Hillel has branches in Jerusalem, Tel Aviv and Haifa, and the support offered includes transitional housing, HaBayit shel Hillel (Hillel’s Home) Emergency Shelter, a single mothers’ programme, and dedicated staff and volunteers serving around 1,200 clients, aged 18 to 35, each year.
“We are dealing with young people who have made a very intense choice to literally start from scratch,” says Avi Neuman, the organisation’s resource development director.
“It takes a lot of strength, but also resources, to start a new life. These are capable people who are very driven and want to succeed – but they need personal support, a place to live, and help to learn the skills that will allow them to begin again.”
Hillel started in 1991 as a volunteer organisation. By 2013, it had seven paid employees and, today, has a professional staff of 29.

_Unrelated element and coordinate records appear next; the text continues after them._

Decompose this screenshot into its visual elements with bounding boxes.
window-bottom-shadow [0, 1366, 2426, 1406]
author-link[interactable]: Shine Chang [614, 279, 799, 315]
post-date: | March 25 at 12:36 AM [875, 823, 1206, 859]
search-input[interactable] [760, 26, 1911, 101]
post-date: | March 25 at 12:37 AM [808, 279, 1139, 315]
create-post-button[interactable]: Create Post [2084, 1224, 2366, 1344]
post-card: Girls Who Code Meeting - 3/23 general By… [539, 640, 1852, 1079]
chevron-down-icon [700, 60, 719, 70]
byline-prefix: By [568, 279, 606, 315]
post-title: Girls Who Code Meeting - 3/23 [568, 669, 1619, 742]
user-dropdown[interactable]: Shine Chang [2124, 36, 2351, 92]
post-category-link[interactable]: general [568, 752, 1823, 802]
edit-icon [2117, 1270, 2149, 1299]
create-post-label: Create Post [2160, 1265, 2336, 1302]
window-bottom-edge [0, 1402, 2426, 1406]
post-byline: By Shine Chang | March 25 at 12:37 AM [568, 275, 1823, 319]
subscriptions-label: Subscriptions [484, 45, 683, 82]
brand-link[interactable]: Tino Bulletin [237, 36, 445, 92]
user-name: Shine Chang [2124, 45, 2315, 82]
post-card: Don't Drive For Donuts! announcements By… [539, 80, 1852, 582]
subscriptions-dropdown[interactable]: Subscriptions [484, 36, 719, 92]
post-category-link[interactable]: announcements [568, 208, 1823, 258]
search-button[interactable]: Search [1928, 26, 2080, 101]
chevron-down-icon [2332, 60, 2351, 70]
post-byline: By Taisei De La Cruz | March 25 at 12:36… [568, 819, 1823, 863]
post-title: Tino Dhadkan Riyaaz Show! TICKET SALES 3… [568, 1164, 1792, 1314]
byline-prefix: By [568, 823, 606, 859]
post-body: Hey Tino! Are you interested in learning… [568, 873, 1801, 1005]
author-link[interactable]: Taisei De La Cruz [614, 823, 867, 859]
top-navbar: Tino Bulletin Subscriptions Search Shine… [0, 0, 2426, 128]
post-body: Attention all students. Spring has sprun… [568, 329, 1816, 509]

In recent years, Hillel has succeeded in raising awareness of Yotzim with the Israeli Government and welfare agencies. In 2015, it partnered with the Ministry of Welfare for the provision of crisis intervention, which includes its emergency shelter and transitional housing services.
“We are the only organisation in Israel providing direct services on this scale for this population, and we’re proud to be making a real difference in people’s lives,” says Avi.
“Our programmes are diverse and often go over and above what the state can provide. For example, our shelter facility can offer automatic intake to Yotzim at risk, without proof of six months’ homelessness.But our biggest future challenge is how to continue to develop and meet the escalating demand for support like this.”